Искренне, с энтузиазмом исполненная национальная музыка волнует, даже когда звучит странно, экзотически, парадоксально. В конце 1980-х американский рок-музыкант Пол Саймон выступил в Москве в рамках мирового турне по раскручиванию этнического альбома «Грэйслэнд». Пластинку записали в ЮАР, поэтому на концерте в Зеленом театре маститого американца сопровождала вокальная группа «Ледисмит блэк мамбазо». Африканские голоса – гортанные, хрипловатые, с песочком – были полной противоположностью привычному с детства прозрачному, кристальному звучанию академических русских хоров. Манера исполнения тоже поражала. Артисты цокали, чмокали, улюлюкали, устраивали музыкальные переклички. Но пели они от души, заражая и сражая наповал, намертво впечатывались в душу и память. Когда, работая в Африке, я узнавал об их предстоящих выступлениях, с удовольствием слушал вновь. Летом 2015 года группа выступила в театре «Моссовета» совместно с лондонским Королевским балетом. Немыслимое, казалось бы, сочетание, но эксперимент в очередной раз доказал, что искреннее исполнение, уходящее корнями в народное творчество, и высокое академическое искусство могут органично сосуществовать, невзирая на кажущуюся абсолютную стилистическую несовместимость.

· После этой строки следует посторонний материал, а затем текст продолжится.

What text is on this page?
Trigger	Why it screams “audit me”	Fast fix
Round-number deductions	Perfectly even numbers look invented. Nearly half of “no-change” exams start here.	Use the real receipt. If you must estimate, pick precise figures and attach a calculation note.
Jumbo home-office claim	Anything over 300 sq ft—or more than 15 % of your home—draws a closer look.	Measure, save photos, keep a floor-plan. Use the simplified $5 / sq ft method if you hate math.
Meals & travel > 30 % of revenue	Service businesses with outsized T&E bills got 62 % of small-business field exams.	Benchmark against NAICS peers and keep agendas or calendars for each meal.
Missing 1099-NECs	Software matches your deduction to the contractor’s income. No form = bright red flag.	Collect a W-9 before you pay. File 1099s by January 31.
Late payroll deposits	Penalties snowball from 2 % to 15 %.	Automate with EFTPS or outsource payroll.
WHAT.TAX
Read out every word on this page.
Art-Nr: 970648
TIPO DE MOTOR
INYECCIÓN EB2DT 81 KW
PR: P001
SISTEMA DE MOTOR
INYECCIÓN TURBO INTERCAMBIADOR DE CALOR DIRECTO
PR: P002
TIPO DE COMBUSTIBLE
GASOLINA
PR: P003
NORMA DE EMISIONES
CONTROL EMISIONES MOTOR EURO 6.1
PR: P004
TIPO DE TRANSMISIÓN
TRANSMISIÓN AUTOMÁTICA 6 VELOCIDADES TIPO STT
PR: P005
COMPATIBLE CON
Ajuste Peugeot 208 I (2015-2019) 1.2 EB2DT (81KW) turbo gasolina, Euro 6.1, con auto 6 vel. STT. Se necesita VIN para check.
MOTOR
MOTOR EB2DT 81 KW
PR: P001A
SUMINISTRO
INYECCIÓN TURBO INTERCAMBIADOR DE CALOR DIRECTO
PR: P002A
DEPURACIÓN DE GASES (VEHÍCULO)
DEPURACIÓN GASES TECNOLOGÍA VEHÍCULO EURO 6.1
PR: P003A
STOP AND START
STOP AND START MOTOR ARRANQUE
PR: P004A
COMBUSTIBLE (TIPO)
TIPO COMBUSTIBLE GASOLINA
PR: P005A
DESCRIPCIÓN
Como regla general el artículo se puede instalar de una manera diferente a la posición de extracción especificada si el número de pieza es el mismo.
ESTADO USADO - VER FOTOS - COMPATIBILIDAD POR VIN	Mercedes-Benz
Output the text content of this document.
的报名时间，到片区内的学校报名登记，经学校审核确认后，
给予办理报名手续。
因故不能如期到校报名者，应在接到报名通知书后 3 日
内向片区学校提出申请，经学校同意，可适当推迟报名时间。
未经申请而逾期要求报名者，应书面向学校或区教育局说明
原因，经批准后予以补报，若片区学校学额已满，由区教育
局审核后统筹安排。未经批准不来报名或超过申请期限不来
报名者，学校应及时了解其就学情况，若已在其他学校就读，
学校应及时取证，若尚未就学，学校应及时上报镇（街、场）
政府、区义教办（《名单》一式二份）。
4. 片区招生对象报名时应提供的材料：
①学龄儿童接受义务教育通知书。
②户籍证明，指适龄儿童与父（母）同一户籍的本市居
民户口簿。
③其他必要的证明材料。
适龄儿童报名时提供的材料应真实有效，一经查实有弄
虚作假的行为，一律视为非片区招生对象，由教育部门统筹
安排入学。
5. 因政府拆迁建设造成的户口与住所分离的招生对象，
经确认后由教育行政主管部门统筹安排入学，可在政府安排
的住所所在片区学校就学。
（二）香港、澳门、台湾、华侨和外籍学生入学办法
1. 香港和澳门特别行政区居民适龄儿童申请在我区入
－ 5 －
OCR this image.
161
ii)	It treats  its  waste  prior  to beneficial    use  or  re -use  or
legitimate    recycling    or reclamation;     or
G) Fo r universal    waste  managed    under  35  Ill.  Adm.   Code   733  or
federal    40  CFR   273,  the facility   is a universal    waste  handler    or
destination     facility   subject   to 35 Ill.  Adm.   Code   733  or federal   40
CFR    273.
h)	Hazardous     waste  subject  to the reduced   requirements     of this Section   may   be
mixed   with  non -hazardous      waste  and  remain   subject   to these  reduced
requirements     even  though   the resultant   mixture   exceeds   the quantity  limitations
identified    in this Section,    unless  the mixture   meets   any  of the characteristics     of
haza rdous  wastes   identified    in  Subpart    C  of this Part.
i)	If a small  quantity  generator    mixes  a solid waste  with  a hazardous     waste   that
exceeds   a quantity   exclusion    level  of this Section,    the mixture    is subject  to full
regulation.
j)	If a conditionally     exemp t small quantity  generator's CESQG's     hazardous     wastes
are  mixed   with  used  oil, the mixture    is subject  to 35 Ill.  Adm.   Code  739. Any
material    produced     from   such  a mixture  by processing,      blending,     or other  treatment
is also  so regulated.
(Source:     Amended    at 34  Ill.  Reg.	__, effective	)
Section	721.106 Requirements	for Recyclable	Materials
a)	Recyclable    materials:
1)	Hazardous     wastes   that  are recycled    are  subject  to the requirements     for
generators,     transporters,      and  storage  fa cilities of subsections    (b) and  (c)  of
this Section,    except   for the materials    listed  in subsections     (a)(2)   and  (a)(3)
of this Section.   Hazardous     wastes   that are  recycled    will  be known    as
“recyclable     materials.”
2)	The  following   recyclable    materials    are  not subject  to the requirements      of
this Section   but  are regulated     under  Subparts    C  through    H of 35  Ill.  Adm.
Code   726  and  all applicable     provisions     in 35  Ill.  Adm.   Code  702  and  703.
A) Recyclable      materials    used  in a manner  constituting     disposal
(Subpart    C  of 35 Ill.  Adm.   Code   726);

На одном из концертов «Ледисмит блэк мамбазо» исполнили на бис песню «Боже, благослови Африку», которая стала гимном пяти государств: ЮАР, Замбии, Зимбабве, Танзании, Намибии. Это исполнение звучит во мне до сих пор.

По сходному сценарию развивалось знакомство с другим известным южноафриканским коллективом – хором «Соуэто госпел». Сначала я услышал его в Кении и приятно поразился слаженности, профессионализму певцов, их задорной одержимости тем, что они делают, непринужденно передавшейся слушателям. Последний раз «Соуэто госпел» порадовал меня на Рождество 2013 года в московском Доме музыки. Поначалу публика воспринимала хор с прохладцей, но мощный положительный заряд, который излучали певцы, сломал ледок отчуждения. После концерта люди расходились в приподнятом настроении. На лицах блуждали невольные улыбки, как будто со сцены только что сообщили донельзя приятную новость.

Африка лишний раз доказывает, что самый демократичный вид музыкального искусства – хоровая, а не рок и не поп-музыка. Те, кому посчастливилось участвовать в приличном хоре, согласятся, что чувство единения и восторга, охватывающее во время коллективного пения, не сравнить ни с чем. Музыканты симфонического оркестра тоже испытывают нечто подобное, но далеко не каждый умеет играть на скрипке, виолончели или валторне, а петь может любой, за редчайшим исключением. Хор помогает поддерживать связь поколений и сплачивает нацию не хуже футбола. Даже лучше. Потому что болельщики сопереживают общему делу со стороны, а хористы в нем активно участвуют.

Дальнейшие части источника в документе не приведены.